Adaptation to salinity: Response of biogas production and microbial communities in anaerobic digestion of kitchen waste to salinity stress

Abstract

Salinity stress during anaerobic digestion is known to cause extensive changes in biogas production and microbial community structure. Thus, our study sought to characterize the adaptation response of bacteria when challenged with increased salinity. Firstly, experiments were conducted at eight salinity levels at a constant kitchen waste/inoculum ratio (K/I= 1.0), which indicated that the effect of salinity on anaerobic digestion was strictly dosage-dependent. Then, kitchen waste anaerobic digestion was conducted for 70 days at five increasing salinity levels (1.0, 2.0, 4.0, 8.0, and 16.0g NaCl/g).

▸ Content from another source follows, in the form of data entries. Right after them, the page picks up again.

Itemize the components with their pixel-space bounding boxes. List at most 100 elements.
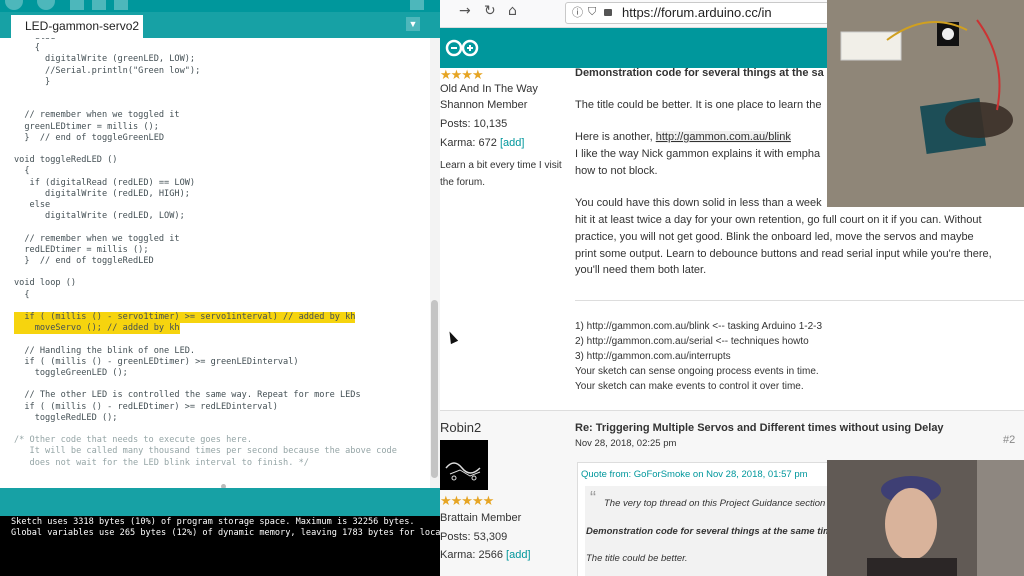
author-bio: the forum. [440, 177, 486, 188]
console-line: Global variables use 265 bytes (12%) of … [11, 528, 440, 538]
signature-divider [575, 300, 1024, 301]
author-rank: Shannon Member [440, 99, 528, 111]
ide-toolbar [0, 0, 440, 12]
post2-subject[interactable]: Re: Triggering Multiple Servos and Diffe… [575, 420, 944, 436]
post-line: hit it at least twice a day for your own… [575, 214, 982, 226]
code-line[interactable]: toggleRedLED (); [14, 413, 118, 424]
code-line[interactable]: /* Other code that needs to execute goes… [14, 435, 252, 446]
post2-author[interactable]: Robin2 [440, 420, 481, 435]
post-line: you'll need them both later. [575, 264, 707, 276]
karma-add-link[interactable]: [add] [506, 549, 530, 561]
code-editor[interactable]: else { digitalWrite (greenLED, LOW); //S… [0, 38, 430, 488]
author-posts: Posts: 10,135 [440, 118, 508, 130]
post2-number[interactable]: #2 [1003, 432, 1015, 448]
webcam-hardware-view [827, 0, 1024, 207]
quote-line: Demonstration code for several things at… [586, 526, 837, 537]
code-line[interactable]: moveServo (); // added by kh [14, 323, 180, 335]
code-line[interactable]: void toggleRedLED () [14, 155, 117, 166]
post-line-prefix: Here is another, [575, 131, 656, 143]
code-line[interactable]: redLEDtimer = millis (); [14, 245, 148, 256]
avatar[interactable] [440, 440, 488, 490]
upload-icon[interactable] [37, 0, 55, 10]
rank-stars-icon: ★★★★ [440, 67, 484, 82]
code-line[interactable]: { [14, 166, 29, 177]
code-line[interactable]: else [14, 200, 51, 211]
signature-line: 1) http://gammon.com.au/blink <-- taskin… [575, 321, 823, 332]
signature-line: Your sketch can sense ongoing process ev… [575, 366, 819, 377]
signature-line: Your sketch can make events to control i… [575, 381, 804, 392]
arduino-ide-window: LED-gammon-servo2 § ▼ else { digitalWrit… [0, 0, 440, 576]
post-line: Here is another, http://gammon.com.au/bl… [575, 129, 791, 145]
rank-stars-icon: ★★★★★ [440, 493, 494, 508]
code-line[interactable]: greenLEDtimer = millis (); [14, 122, 159, 133]
karma-label: Karma: 2566 [440, 549, 503, 561]
address-bar[interactable]: ⓘ ⛉ https://forum.arduino.cc/inde [565, 2, 938, 24]
verify-icon[interactable] [5, 0, 23, 10]
code-line[interactable]: digitalWrite (redLED, LOW); [14, 211, 185, 222]
author-bio: Learn a bit every time I visit [440, 160, 562, 171]
serial-monitor-icon[interactable] [410, 0, 424, 10]
code-line[interactable]: if (digitalRead (redLED) == LOW) [14, 178, 196, 189]
post2-rank: Brattain Member [440, 512, 522, 524]
karma-add-link[interactable]: [add] [500, 137, 524, 149]
code-line[interactable]: digitalWrite (greenLED, LOW); [14, 54, 195, 65]
post-link[interactable]: http://gammon.com.au/blink [655, 131, 791, 143]
ide-status-bar [0, 488, 440, 516]
code-line[interactable]: toggleGreenLED (); [14, 368, 128, 379]
code-line[interactable]: { [14, 290, 29, 301]
arduino-logo-icon[interactable] [444, 38, 480, 58]
post2-posts: Posts: 53,309 [440, 531, 508, 543]
ide-tab-bar: LED-gammon-servo2 § ▼ [0, 12, 440, 56]
code-line[interactable]: // Handling the blink of one LED. [14, 346, 195, 357]
sketch-tab[interactable]: LED-gammon-servo2 § [11, 15, 143, 56]
url-text[interactable]: https://forum.arduino.cc/inde [622, 5, 772, 20]
code-line[interactable]: does not wait for the LED blink interval… [14, 458, 309, 469]
shield-icon[interactable]: ⛉ [588, 5, 596, 19]
code-line[interactable]: } // end of toggleRedLED [14, 256, 153, 267]
code-line[interactable]: // remember when we toggled it [14, 234, 179, 245]
karma-label: Karma: 672 [440, 137, 497, 149]
author-karma: Karma: 672 [add] [440, 137, 524, 149]
save-icon[interactable] [114, 0, 128, 10]
code-line[interactable]: digitalWrite (redLED, HIGH); [14, 189, 190, 200]
webcam-presenter-view [827, 460, 1024, 576]
code-line[interactable]: // remember when we toggled it [14, 110, 179, 121]
post-line: I like the way Nick gammon explains it w… [575, 148, 821, 160]
code-line[interactable]: } [14, 77, 50, 88]
code-line[interactable]: //Serial.println("Green low"); [14, 66, 200, 77]
post-line: print some output. Learn to debounce but… [575, 248, 992, 260]
signature-line: 3) http://gammon.com.au/interrupts [575, 351, 731, 362]
arduino-board-photo-icon [827, 0, 1024, 207]
avatar-drawing-icon [445, 462, 481, 481]
new-icon[interactable] [70, 0, 84, 10]
lock-icon [604, 9, 612, 16]
console-output: Sketch uses 3318 bytes (10%) of program … [0, 516, 440, 576]
code-line[interactable]: if ( (millis () - redLEDtimer) >= redLED… [14, 402, 278, 413]
open-icon[interactable] [92, 0, 106, 10]
code-line[interactable]: { [14, 43, 40, 54]
post2-date: Nov 28, 2018, 02:25 pm [575, 438, 677, 449]
editor-scrollbar-thumb[interactable] [431, 300, 438, 478]
code-line[interactable]: // The other LED is controlled the same … [14, 390, 360, 401]
post-line: The title could be better. It is one pla… [575, 99, 822, 111]
info-icon[interactable]: ⓘ [572, 4, 583, 20]
reload-icon[interactable]: ↻ [484, 3, 496, 19]
code-line[interactable]: } // end of toggleGreenLED [14, 133, 164, 144]
tab-menu-icon[interactable]: ▼ [406, 17, 420, 31]
quote-header[interactable]: Quote from: GoForSmoke on Nov 28, 2018, … [581, 467, 808, 483]
post-line: Demonstration code for several things at… [575, 67, 824, 79]
post-line: You could have this down solid in less t… [575, 197, 822, 209]
quote-mark-icon: “ [590, 488, 596, 508]
post-line: how to not block. [575, 165, 658, 177]
quote-line: The title could be better. [586, 553, 688, 564]
console-line: Sketch uses 3318 bytes (10%) of program … [11, 517, 415, 527]
code-line[interactable]: if ( (millis () - greenLEDtimer) >= gree… [14, 357, 298, 368]
code-line[interactable]: It will be called many thousand times pe… [14, 446, 397, 457]
code-line[interactable]: void loop () [14, 278, 76, 289]
presenter-photo-icon [827, 460, 1024, 576]
post-divider [440, 410, 1024, 411]
home-icon[interactable]: ⌂ [508, 3, 517, 19]
signature-line: 2) http://gammon.com.au/serial <-- techn… [575, 336, 809, 347]
code-line[interactable]: if ( (millis () - servo1timer) >= servo1… [14, 312, 356, 323]
forward-icon[interactable]: → [459, 3, 471, 19]
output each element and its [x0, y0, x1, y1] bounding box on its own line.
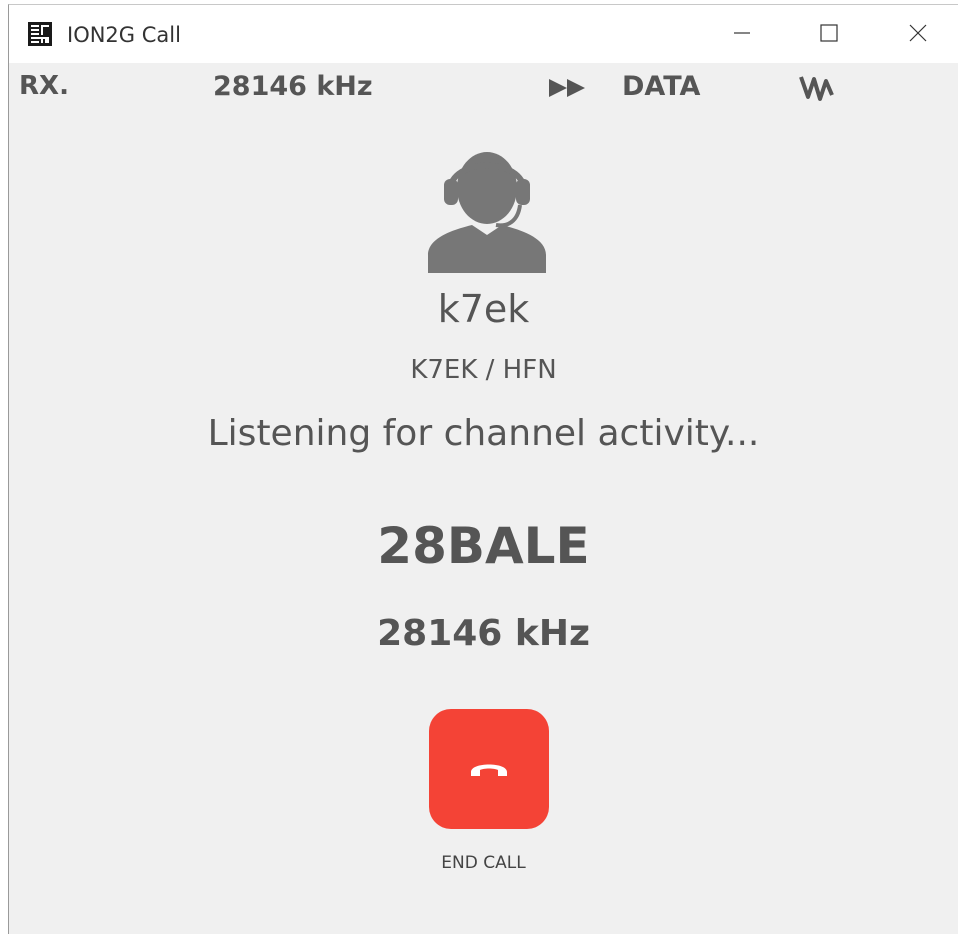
- call-status: Listening for channel activity...: [207, 413, 760, 454]
- end-call-label: END CALL: [441, 853, 526, 873]
- window-title: ION2G Call: [67, 23, 181, 47]
- minimize-button[interactable]: [719, 13, 765, 53]
- data-label: DATA: [622, 71, 701, 102]
- close-button[interactable]: [895, 13, 941, 53]
- minimize-icon: [734, 32, 750, 34]
- headset-person-icon: [428, 152, 546, 273]
- waveform-icon: [799, 76, 834, 101]
- app-icon: [28, 22, 52, 46]
- call-window: ION2G Call RX. 28146 kHz DATA k7ek K7EK …: [8, 4, 958, 934]
- contact-username: k7ek: [437, 287, 530, 331]
- maximize-icon: [820, 24, 838, 42]
- channel-frequency: 28146 kHz: [377, 613, 590, 654]
- close-icon: [909, 24, 927, 42]
- status-frequency: 28146 kHz: [213, 71, 373, 102]
- contact-callsign: K7EK / HFN: [410, 355, 557, 385]
- hang-up-phone-icon: [471, 764, 507, 776]
- maximize-button[interactable]: [806, 13, 852, 53]
- status-bar: RX. 28146 kHz DATA: [9, 63, 958, 103]
- end-call-button[interactable]: [429, 709, 549, 829]
- rx-mode-label: RX.: [19, 71, 69, 101]
- fast-forward-icon: [549, 79, 585, 97]
- channel-name: 28BALE: [377, 517, 590, 575]
- title-bar[interactable]: ION2G Call: [9, 5, 958, 63]
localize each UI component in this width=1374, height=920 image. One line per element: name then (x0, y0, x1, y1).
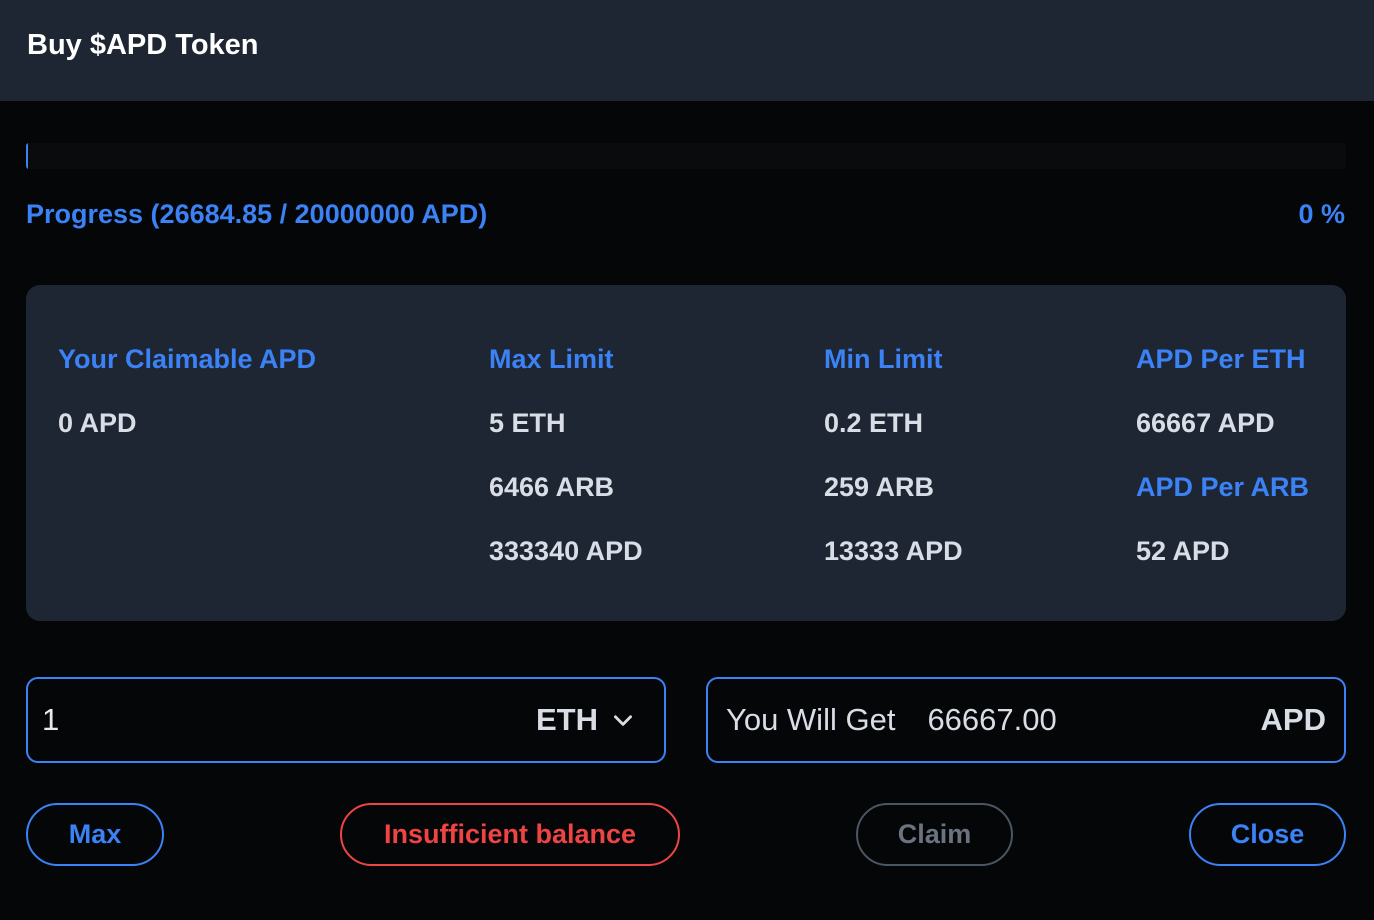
min-limit-column: Min Limit 0.2 ETH 259 ARB 13333 APD (824, 343, 963, 599)
apd-per-eth-label: APD Per ETH (1136, 344, 1306, 374)
chevron-down-icon (610, 707, 636, 733)
min-limit-eth: 0.2 ETH (824, 408, 924, 438)
you-will-get-label: You Will Get (726, 702, 896, 737)
max-limit-eth: 5 ETH (489, 408, 566, 438)
close-button[interactable]: Close (1189, 803, 1346, 866)
min-limit-apd: 13333 APD (824, 536, 963, 566)
progress-bar (26, 143, 1346, 169)
progress-bar-fill (26, 143, 28, 169)
modal-title: Buy $APD Token (27, 29, 259, 61)
buy-token-modal: Buy $APD Token Progress (26684.85 / 2000… (0, 0, 1374, 920)
you-will-get-value: 66667.00 (927, 702, 1057, 737)
amount-field[interactable]: ETH (26, 677, 666, 763)
progress-percent: 0 % (1298, 199, 1345, 229)
progress-label: Progress (26684.85 / 20000000 APD) (26, 199, 488, 229)
sale-info-card: Your Claimable APD 0 APD Max Limit 5 ETH… (26, 285, 1346, 621)
insufficient-balance-button[interactable]: Insufficient balance (340, 803, 680, 866)
claim-button[interactable]: Claim (856, 803, 1013, 866)
apd-per-eth-value: 66667 APD (1136, 408, 1275, 438)
max-limit-arb: 6466 ARB (489, 472, 615, 502)
min-limit-arb: 259 ARB (824, 472, 935, 502)
amount-input[interactable] (42, 702, 536, 738)
modal-header: Buy $APD Token (0, 0, 1374, 101)
claimable-label: Your Claimable APD (58, 344, 317, 374)
apd-per-arb-value: 52 APD (1136, 536, 1230, 566)
min-limit-label: Min Limit (824, 344, 943, 374)
currency-label: ETH (536, 702, 598, 737)
currency-select[interactable]: ETH (536, 702, 636, 738)
you-will-get-field: You Will Get 66667.00 APD (706, 677, 1346, 763)
you-will-get-unit: APD (1260, 702, 1326, 737)
claimable-column: Your Claimable APD 0 APD (58, 343, 316, 471)
max-limit-label: Max Limit (489, 344, 614, 374)
claimable-value: 0 APD (58, 408, 137, 438)
max-limit-column: Max Limit 5 ETH 6466 ARB 333340 APD (489, 343, 643, 599)
max-limit-apd: 333340 APD (489, 536, 643, 566)
max-button[interactable]: Max (26, 803, 164, 866)
apd-per-arb-label: APD Per ARB (1136, 472, 1310, 502)
rates-column: APD Per ETH 66667 APD APD Per ARB 52 APD (1136, 343, 1309, 599)
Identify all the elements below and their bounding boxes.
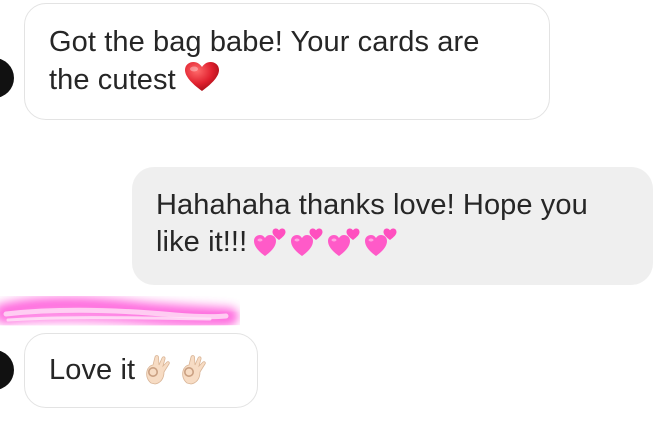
message-text-line: Got the bag babe! Your cards are (49, 26, 480, 58)
two-hearts-icon (328, 228, 360, 256)
message-bubble-incoming[interactable]: Love it (24, 333, 258, 408)
ok-hand-emoji-group (143, 353, 215, 395)
username-redaction-scribble (0, 297, 238, 328)
message-bubble-incoming[interactable]: Got the bag babe! Your cards are the cut… (24, 3, 550, 120)
two-hearts-icon (291, 228, 323, 256)
two-hearts-icon (365, 228, 397, 256)
sender-avatar[interactable] (0, 58, 14, 98)
message-text-line: Hahahaha thanks love! Hope you (156, 189, 588, 221)
message-text-line: like it!!! (156, 224, 631, 268)
message-text-line: the cutest (49, 61, 527, 103)
ok-hand-icon (146, 355, 170, 385)
message-bubble-outgoing[interactable]: Hahahaha thanks love! Hope you like it!!… (132, 167, 653, 285)
two-hearts-emoji-group (253, 226, 401, 268)
sender-avatar[interactable] (0, 350, 14, 390)
ok-hand-icon (182, 355, 206, 385)
message-text-line: Love it (49, 352, 237, 395)
two-hearts-icon (254, 228, 286, 256)
red-heart-icon (184, 61, 220, 103)
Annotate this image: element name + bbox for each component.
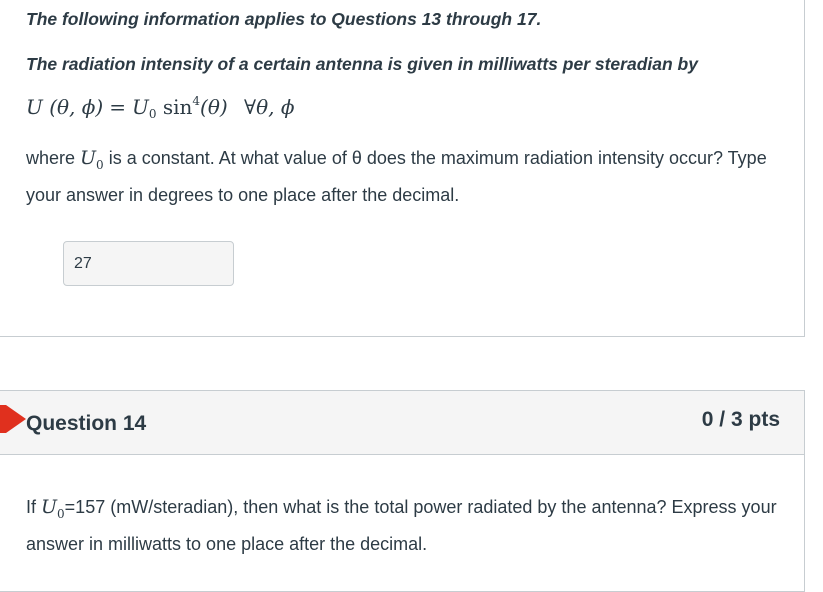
q14-body-post: =157 (mW/steradian), then what is the to… — [26, 497, 777, 554]
question-14-body: If U0=157 (mW/steradian), then what is t… — [26, 492, 786, 559]
q14-u0-symbol: U0 — [41, 496, 65, 521]
incorrect-flag-arrow-icon — [6, 405, 26, 433]
equation-arg: (θ) — [200, 95, 228, 119]
shared-info-heading: The following information applies to Que… — [26, 9, 542, 29]
body-post: is a constant. At what value of θ does t… — [26, 148, 767, 205]
q14-u-letter: U — [41, 496, 58, 518]
q14-u-subscript: 0 — [57, 506, 65, 521]
equation-func: sin — [162, 95, 193, 119]
question-14-card: Question 14 0 / 3 pts If U0=157 (mW/ster… — [0, 390, 805, 592]
equation-equals: = — [109, 95, 126, 119]
question-14-points: 0 / 3 pts — [701, 408, 780, 431]
equation-coef-sub: 0 — [148, 107, 157, 121]
u0-symbol: U0 — [80, 147, 104, 172]
equation-power: 4 — [192, 94, 201, 108]
answer-input[interactable]: 27 — [63, 241, 234, 286]
equation-forall: ∀θ, ϕ — [244, 95, 295, 119]
question-14-header: Question 14 0 / 3 pts — [0, 391, 804, 455]
question-prompt: The radiation intensity of a certain ant… — [26, 54, 698, 74]
question-14-title: Question 14 — [26, 412, 147, 435]
u-subscript: 0 — [96, 157, 104, 172]
equation-coef: U — [131, 95, 149, 119]
q14-body-pre: If — [26, 497, 42, 517]
radiation-intensity-equation: U (θ, ϕ) = U0 sin4(θ) ∀θ, ϕ — [26, 94, 295, 121]
question-13-body: where U0 is a constant. At what value of… — [26, 143, 786, 210]
body-pre: where — [26, 148, 81, 168]
u-letter: U — [80, 147, 97, 169]
equation-lhs: U (θ, ϕ) — [26, 95, 104, 119]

Furthermore, six samples taken at the end of each salinity level acclimation phase were analyzed by high-throughput sequencing, which illustrated that Euryarchaeota, Synergistetes, Firmicutes, and Bacteroidetes were dominance at phylum level. Moreover, the proportion of Methanosaeta as major genus among Euryarchaeota was 16.46% after being acclimated 70 days of NaCl acclimation, which was higher than its proportions at the initial sample (22.08%). Methanosarcina were also enriched after acclimation. Therefore, Methanosaeta and Methanosarcina could both potentially adapt to high-salinity environments.